In step S5, the commentary video is synthesized.
The video merging and the video decoding are reverse operations, namely, a plurality of frames of video images are coded and compressed according to a preset video standard and stored, and meanwhile, the commentary and the voice are synthesized into the game video, so that the commentary video is finally obtained.
Referring to fig. 5, a schematic diagram of the synthesized explanatory video is shown. At the corresponding game time, the caption 102 and speech are automatically inserted into the video.
By the video processing method based on artificial intelligence, professional commentary content aiming at MOBA category games can be accurately, dynamically and automatically generated, rapid intelligent automatic commentary service is provided for online games, AI game commentary is realized, commentary videos can be automatically generated, and the processing efficiency of the commentary videos is greatly improved.
Referring to fig. 6, a flow of a game video processing method provided by an embodiment of the present application is shown, where the method includes:
step S101, game record data and corresponding game video are obtained.

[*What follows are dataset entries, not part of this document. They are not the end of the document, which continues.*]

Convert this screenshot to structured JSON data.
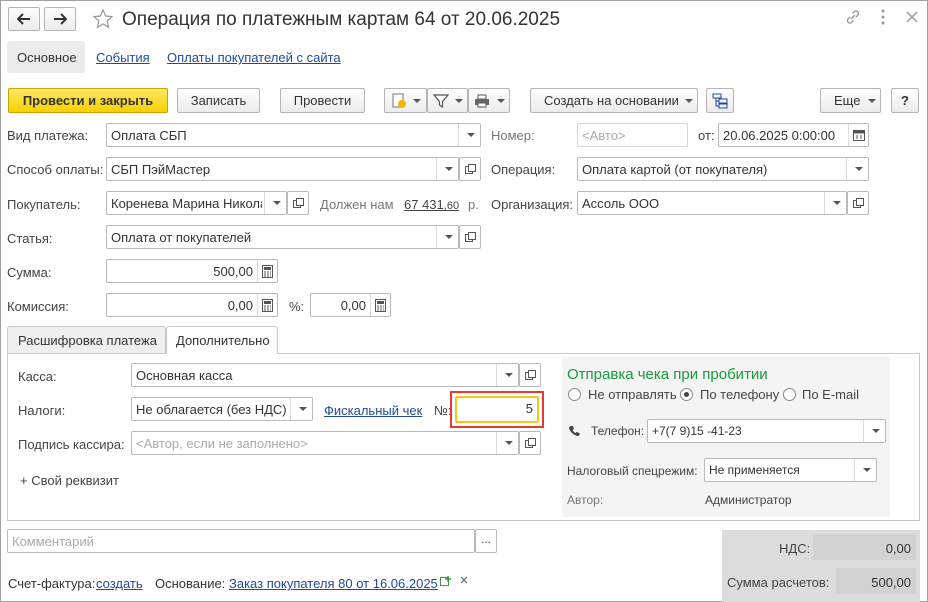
{
  "window": {
    "title": "Операция по платежным картам 64 от 20.06.2025"
  },
  "nav_tabs": [
    "Основное",
    "События",
    "Оплаты покупателей с сайта"
  ],
  "toolbar": {
    "post_close": "Провести и закрыть",
    "save": "Записать",
    "post": "Провести",
    "create_based": "Создать на основании",
    "more": "Еще",
    "help": "?"
  },
  "fields": {
    "payment_type": {
      "label": "Вид платежа:",
      "value": "Оплата СБП"
    },
    "payment_method": {
      "label": "Способ оплаты:",
      "value": "СБП ПэйМастер"
    },
    "buyer": {
      "label": "Покупатель:",
      "value": "Коренева Марина Никола"
    },
    "debt": {
      "label": "Должен нам",
      "value": "67 431",
      "cents": ",60",
      "unit": "р."
    },
    "article": {
      "label": "Статья:",
      "value": "Оплата от покупателей"
    },
    "sum": {
      "label": "Сумма:",
      "value": "500,00"
    },
    "commission": {
      "label": "Комиссия:",
      "value": "0,00"
    },
    "percent": {
      "label": "%:",
      "value": "0,00"
    },
    "number": {
      "label": "Номер:",
      "placeholder": "<Авто>"
    },
    "date": {
      "label": "от:",
      "value": "20.06.2025  0:00:00"
    },
    "operation": {
      "label": "Операция:",
      "value": "Оплата картой (от покупателя)"
    },
    "organization": {
      "label": "Организация:",
      "value": "Ассоль ООО"
    }
  },
  "inner_tabs": [
    "Расшифровка платежа",
    "Дополнительно"
  ],
  "extra": {
    "cash": {
      "label": "Касса:",
      "value": "Основная касса"
    },
    "taxes": {
      "label": "Налоги:",
      "value": "Не облагается (без НДС)"
    },
    "fiscal_link": "Фискальный чек",
    "num_label": "№:",
    "num_value": "5",
    "cashier": {
      "label": "Подпись кассира:",
      "placeholder": "<Автор, если не заполнено>"
    },
    "own_prop": "+ Свой реквизит"
  },
  "receipt": {
    "title": "Отправка чека при пробитии",
    "options": [
      "Не отправлять",
      "По телефону",
      "По E-mail"
    ],
    "selected": 1,
    "phone_label": "Телефон:",
    "phone_value": "+7(7 9)15 -41-23",
    "tax_mode_label": "Налоговый спецрежим:",
    "tax_mode_value": "Не применяется",
    "author_label": "Автор:",
    "author_value": "Администратор"
  },
  "comment_placeholder": "Комментарий",
  "footer": {
    "invoice_label": "Счет-фактура:",
    "invoice_link": "создать",
    "basis_label": "Основание:",
    "basis_link": "Заказ покупателя 80 от 16.06.2025",
    "vat_label": "НДС:",
    "vat_value": "0,00",
    "total_label": "Сумма расчетов:",
    "total_value": "500,00"
  },
  "colors": {
    "primary_button": "#f6d100",
    "link": "#1f4a9c",
    "receipt_title": "#1a9a3a",
    "highlight_border": "#e53935"
  }
}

The game record data may include: game instruction data, game statistics, and the like.
The game instruction data is a command for controlling the movement, skill, action and other behaviors of the in-game elements such as the player character and the non-player character in the game during the game, and generally exists in the form of instruction frames, and each instruction frame comprises a plurality of game operation instructions.

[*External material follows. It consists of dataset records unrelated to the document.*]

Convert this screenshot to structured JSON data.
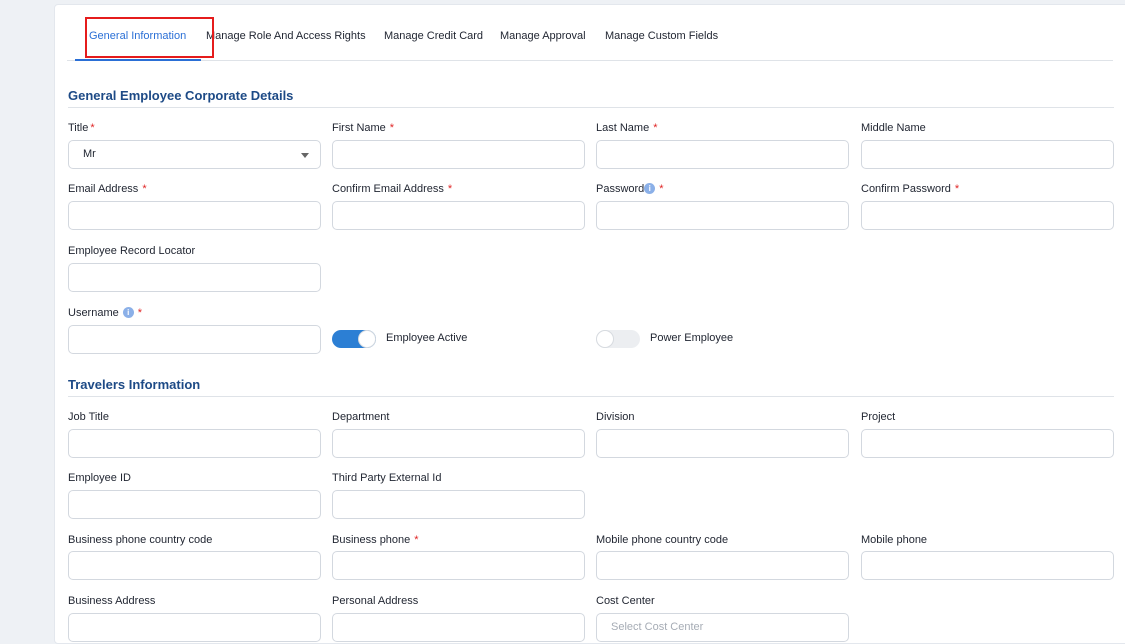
{
  "tabs": [
    {
      "label": "General Information",
      "active": true
    },
    {
      "label": "Manage Role And Access Rights",
      "active": false
    },
    {
      "label": "Manage Credit Card",
      "active": false
    },
    {
      "label": "Manage Approval",
      "active": false
    },
    {
      "label": "Manage Custom Fields",
      "active": false
    }
  ],
  "sections": {
    "corporate": {
      "title": "General Employee Corporate Details"
    },
    "travelers": {
      "title": "Travelers Information"
    }
  },
  "fields": {
    "title": {
      "label": "Title",
      "required": "*",
      "value": "Mr"
    },
    "first_name": {
      "label": "First Name",
      "required": "*",
      "value": ""
    },
    "last_name": {
      "label": "Last Name",
      "required": "*",
      "value": ""
    },
    "middle_name": {
      "label": "Middle Name",
      "value": ""
    },
    "email": {
      "label": "Email Address",
      "required": "*",
      "value": ""
    },
    "confirm_email": {
      "label": "Confirm Email Address",
      "required": "*",
      "value": ""
    },
    "password": {
      "label": "Password",
      "required": "*",
      "value": ""
    },
    "confirm_password": {
      "label": "Confirm Password",
      "required": "*",
      "value": ""
    },
    "record_locator": {
      "label": "Employee Record Locator",
      "value": ""
    },
    "username": {
      "label": "Username",
      "required": "*",
      "value": ""
    },
    "job_title": {
      "label": "Job Title",
      "value": ""
    },
    "department": {
      "label": "Department",
      "value": ""
    },
    "division": {
      "label": "Division",
      "value": ""
    },
    "project": {
      "label": "Project",
      "value": ""
    },
    "employee_id": {
      "label": "Employee ID",
      "value": ""
    },
    "third_party_id": {
      "label": "Third Party External Id",
      "value": ""
    },
    "biz_phone_cc": {
      "label": "Business phone country code",
      "value": ""
    },
    "biz_phone": {
      "label": "Business phone",
      "required": "*",
      "value": ""
    },
    "mobile_cc": {
      "label": "Mobile phone country code",
      "value": ""
    },
    "mobile_phone": {
      "label": "Mobile phone",
      "value": ""
    },
    "biz_address": {
      "label": "Business Address",
      "value": ""
    },
    "personal_address": {
      "label": "Personal Address",
      "value": ""
    },
    "cost_center": {
      "label": "Cost Center",
      "placeholder": "Select Cost Center",
      "value": ""
    }
  },
  "toggles": {
    "employee_active": {
      "label": "Employee Active",
      "on": true
    },
    "power_employee": {
      "label": "Power Employee",
      "on": false
    }
  },
  "colors": {
    "accent": "#2a6fd6",
    "section_title": "#1d4a86",
    "required": "#e02424",
    "highlight_box": "#e51c1c",
    "toggle_on": "#2c7fd4"
  },
  "icons": {
    "info": "info-icon",
    "caret": "chevron-down-icon"
  }
}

The game video may be recorded by a third party video, which may also have been edited. The game video may also be generated using playback skill dynamic rendering based on the game record data described above.
Step S102, at least one game feature and corresponding game instruction time are extracted from the game record data.
The game feature refers to the behavior of a game to a Player-controlled Character or a Non-Player Character (NPC) in a game, and a specific game state generated by interaction of the behaviors or interaction with a game map environment. The NPC may include mobile monsters, soldiers, super soldiers, and may also include non-mobile defense towers, crystals, and the like.
Behavior here refers to character movement, attack, release skills, and other interactions such as issuing warning signals, issuing aggregate signals, issuing attack signals, issuing retreat signals, and the like.
The game state herein refers to the state of the player or NPC such as blood volume, level, location, equipment, skill cooling time, performance, revival, death, refreshment, score, tower count, win rate, money count, blue amount, energy bar value, blob go, skill delivery failure such as flash wall hit, skill empty, and the like.
Based on the game instructions, the game characteristics can be obtained through real-time in-game element attribute calculation (such as the position of a new coordinate of a map after the movement of a player, and the cooling time of skills after the hero skill is released). For example, a player is killed by a soldier, a player is killed by a monster, and a player is killed by a defense tower.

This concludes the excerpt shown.